Parmi toutes les missions des URSSAF (ou de la MSA), il est deux qui retiennent l’attention : faire rentrer les cotisations et contributions afin de financer le système de protection sociale et lutter contre le travail dissimulé. Or, ces missions sont parfois contrecarrées par l’insolvabilité des cotisants. C’est dans ce contexte que se développe depuis quelques années une pratique consistant pour les organismes de recouvrement à rechercher la solidarité financière des donneurs d’ordre en cas de manquements de leur part quant à l’attestation de vigilance. Rappelons que cette attestation est délivrée par les organismes de recouvrement dès lors que la personne est à jour de ses obligations de déclaration et de paiement. Pratiquement, le donneur d’ordre est tenu de vérifier, lors de la conclusion d’un contrat portant sur une obligation d’une certaine valeur (5 000 € HT, C trav art R 8222-1), puis tous les 6 mois jusqu’à la fin de son exécution, que son cocontractant s’acquitte, entre autres obligations, de celles relatives à la déclaration et au paiement des cotisations à l’égard de l’URSSAF (CSS art L 243-15, C trav arts L 8222-1 et D 8222-5). À défaut de procéder à ces vérifications et si le sous-traitant a eu recours au travail dissimulé, le donneur d’ordre peut être poursuivi pénalement et devoir régler solidairement les cotisations sociales du sous-traitant.
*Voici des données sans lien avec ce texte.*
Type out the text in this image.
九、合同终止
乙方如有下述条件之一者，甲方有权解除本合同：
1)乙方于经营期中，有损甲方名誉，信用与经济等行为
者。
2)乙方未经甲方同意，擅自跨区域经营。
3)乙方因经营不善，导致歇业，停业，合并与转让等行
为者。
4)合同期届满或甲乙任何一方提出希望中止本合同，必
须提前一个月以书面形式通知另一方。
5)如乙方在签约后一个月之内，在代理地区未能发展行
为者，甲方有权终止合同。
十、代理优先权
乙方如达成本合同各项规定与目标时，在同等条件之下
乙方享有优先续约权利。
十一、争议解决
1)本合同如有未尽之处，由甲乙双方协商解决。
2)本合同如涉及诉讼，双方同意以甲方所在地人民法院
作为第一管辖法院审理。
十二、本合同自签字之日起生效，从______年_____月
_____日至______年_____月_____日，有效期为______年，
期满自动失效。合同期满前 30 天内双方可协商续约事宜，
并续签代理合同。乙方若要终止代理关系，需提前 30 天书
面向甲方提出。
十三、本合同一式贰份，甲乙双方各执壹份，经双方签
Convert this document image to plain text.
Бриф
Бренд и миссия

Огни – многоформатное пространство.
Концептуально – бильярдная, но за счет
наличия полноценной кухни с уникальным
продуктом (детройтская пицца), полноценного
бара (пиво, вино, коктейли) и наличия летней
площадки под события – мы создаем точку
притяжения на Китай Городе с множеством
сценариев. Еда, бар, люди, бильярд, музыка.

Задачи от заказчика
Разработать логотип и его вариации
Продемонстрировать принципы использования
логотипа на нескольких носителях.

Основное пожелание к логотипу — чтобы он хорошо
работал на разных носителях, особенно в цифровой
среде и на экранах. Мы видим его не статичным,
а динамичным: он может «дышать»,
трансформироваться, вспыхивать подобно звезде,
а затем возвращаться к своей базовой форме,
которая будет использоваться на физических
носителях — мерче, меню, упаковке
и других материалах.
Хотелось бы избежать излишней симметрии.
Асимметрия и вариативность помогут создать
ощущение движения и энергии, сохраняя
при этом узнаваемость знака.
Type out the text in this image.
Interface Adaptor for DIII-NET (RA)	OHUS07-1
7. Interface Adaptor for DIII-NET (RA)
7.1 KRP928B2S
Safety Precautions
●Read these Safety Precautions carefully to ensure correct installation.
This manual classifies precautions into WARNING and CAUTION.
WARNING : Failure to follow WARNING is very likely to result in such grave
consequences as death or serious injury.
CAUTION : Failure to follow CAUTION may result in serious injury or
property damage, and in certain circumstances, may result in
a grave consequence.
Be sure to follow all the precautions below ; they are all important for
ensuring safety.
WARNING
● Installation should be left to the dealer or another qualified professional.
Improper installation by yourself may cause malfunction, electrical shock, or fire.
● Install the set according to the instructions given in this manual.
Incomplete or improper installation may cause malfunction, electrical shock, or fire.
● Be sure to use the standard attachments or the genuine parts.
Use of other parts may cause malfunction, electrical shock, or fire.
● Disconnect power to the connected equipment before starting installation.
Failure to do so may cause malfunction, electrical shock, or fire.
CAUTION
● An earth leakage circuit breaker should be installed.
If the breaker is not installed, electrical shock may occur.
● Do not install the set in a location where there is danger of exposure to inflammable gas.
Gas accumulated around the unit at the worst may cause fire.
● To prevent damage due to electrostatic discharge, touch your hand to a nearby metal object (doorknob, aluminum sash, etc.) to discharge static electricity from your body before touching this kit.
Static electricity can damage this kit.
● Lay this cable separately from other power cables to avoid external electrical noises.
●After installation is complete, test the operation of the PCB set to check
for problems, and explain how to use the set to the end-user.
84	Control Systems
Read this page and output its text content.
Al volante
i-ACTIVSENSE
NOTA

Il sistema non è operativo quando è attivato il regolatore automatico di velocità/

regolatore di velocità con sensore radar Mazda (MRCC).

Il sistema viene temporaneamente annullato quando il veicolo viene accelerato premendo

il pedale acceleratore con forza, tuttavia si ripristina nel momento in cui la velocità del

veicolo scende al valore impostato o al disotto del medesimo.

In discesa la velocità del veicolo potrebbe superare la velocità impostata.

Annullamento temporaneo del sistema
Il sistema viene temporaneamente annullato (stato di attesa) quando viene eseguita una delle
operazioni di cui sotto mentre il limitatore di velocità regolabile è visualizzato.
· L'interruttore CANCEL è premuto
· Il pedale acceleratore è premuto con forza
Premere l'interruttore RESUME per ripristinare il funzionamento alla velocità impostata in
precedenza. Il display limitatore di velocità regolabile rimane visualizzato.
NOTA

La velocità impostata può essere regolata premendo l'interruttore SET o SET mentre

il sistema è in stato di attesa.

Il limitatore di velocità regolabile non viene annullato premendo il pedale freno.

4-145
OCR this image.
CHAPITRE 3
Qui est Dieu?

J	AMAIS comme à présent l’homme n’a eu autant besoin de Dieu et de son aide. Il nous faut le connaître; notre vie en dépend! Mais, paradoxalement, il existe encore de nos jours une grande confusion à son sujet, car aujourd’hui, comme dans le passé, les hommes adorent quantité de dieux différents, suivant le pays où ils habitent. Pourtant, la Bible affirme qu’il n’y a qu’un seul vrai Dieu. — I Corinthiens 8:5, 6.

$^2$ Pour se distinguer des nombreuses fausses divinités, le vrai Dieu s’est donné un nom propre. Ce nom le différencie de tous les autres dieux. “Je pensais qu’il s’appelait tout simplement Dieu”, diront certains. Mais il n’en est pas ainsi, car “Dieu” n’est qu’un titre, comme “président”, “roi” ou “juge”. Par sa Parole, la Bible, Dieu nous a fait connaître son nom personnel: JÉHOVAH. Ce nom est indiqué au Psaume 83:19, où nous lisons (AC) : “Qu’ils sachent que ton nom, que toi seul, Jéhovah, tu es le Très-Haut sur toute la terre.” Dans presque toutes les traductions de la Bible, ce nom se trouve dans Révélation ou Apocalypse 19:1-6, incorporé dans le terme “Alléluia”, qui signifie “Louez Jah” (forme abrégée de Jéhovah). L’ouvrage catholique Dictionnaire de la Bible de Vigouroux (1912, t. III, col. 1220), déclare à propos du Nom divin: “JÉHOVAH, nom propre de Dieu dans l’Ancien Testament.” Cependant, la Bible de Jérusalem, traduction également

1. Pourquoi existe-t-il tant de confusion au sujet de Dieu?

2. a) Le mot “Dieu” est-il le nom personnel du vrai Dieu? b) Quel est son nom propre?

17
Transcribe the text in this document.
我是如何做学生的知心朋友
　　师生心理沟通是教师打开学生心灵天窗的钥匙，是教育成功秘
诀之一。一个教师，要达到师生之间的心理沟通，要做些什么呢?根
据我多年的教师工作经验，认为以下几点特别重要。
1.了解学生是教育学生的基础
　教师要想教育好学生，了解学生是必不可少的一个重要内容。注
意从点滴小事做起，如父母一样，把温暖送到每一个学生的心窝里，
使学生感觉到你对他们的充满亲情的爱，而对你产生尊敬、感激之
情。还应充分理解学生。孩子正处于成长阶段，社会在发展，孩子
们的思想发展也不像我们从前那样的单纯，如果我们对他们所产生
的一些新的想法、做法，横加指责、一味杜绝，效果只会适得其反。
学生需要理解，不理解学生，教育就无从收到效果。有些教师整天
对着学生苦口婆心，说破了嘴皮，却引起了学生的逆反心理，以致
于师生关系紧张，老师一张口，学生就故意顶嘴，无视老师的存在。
Il peut également perdre le bénéfice des exonérations et réductions de cotisations applicables à ses salariés sur toute la période où le délit de travail dissimulé du sous-traitant aura été constaté (V. C trav art L 8222-2, CSS art L 133-4-5). Finalement, ce qui est reproché ici, c’est que le cotisant n’a pas mis en œuvre les moyens qui auraient permis d’identifier l’infraction.Aujourd’hui, la pratique montre que peu d’entreprises respectent cette obligation, soit parce qu’elles l’ignorent soit parce que ce formalisme leur prendrait trop de temps. Tout le monde a encore en tête la situation de quatre associations du Nord (dont la vocation est d’aider les plus démunis) qui s’étaient vu signifier des redressements dont le montant dépassait le million d’euros suite à non-respect de l’obligation de vigilance…On se souvient que le ministre de l’Action et des Comptes publics (le nordiste Gérald Darmanin) avait alors décidé en novembre 2019 de faire application de « l’esprit du droit à l’erreur » (sans que l’on voie le rapport entre les deux phénomènes…) et d’annuler le redressement !

Reste que pour les autres entreprises (et surtout les plus petites), peu habituées à ces contraintes administratives, le problème reste entier…

En outre, quelles sont les possibilités de recours des donneurs d’ordre ?

Les dernières jurisprudences laissent le juriste pantois :

▪ L’URSSAF n’a pas l’obligation de faire parvenir au donneur d’ordres le procès-verbal de constat du travail dissimulé (Cass civ.2°. 28 mai 2020. pourvois n°19-14862 et 19-14863)

▪ il appartient au donneur d’ordres de vérifier l’authenticité de l’attestation transmise par son sous-traitant (Paris, Pôle 6 – Chambre 13, 26 juin 2020, RG n° 18/02874)

Ciel ! Veut-on désormais transformer les cotisants en détectives, en inspecteur Derrick ou lieutenant Columbo ? A moins que l’on cherche tout simplement à interdire toute contestation du chef d’entreprise. Mais là, il faudrait clairement le dire….sachant que de tels procédés ne peuvent contribuer à améliorer les relations entre les URSSAF et les entreprises.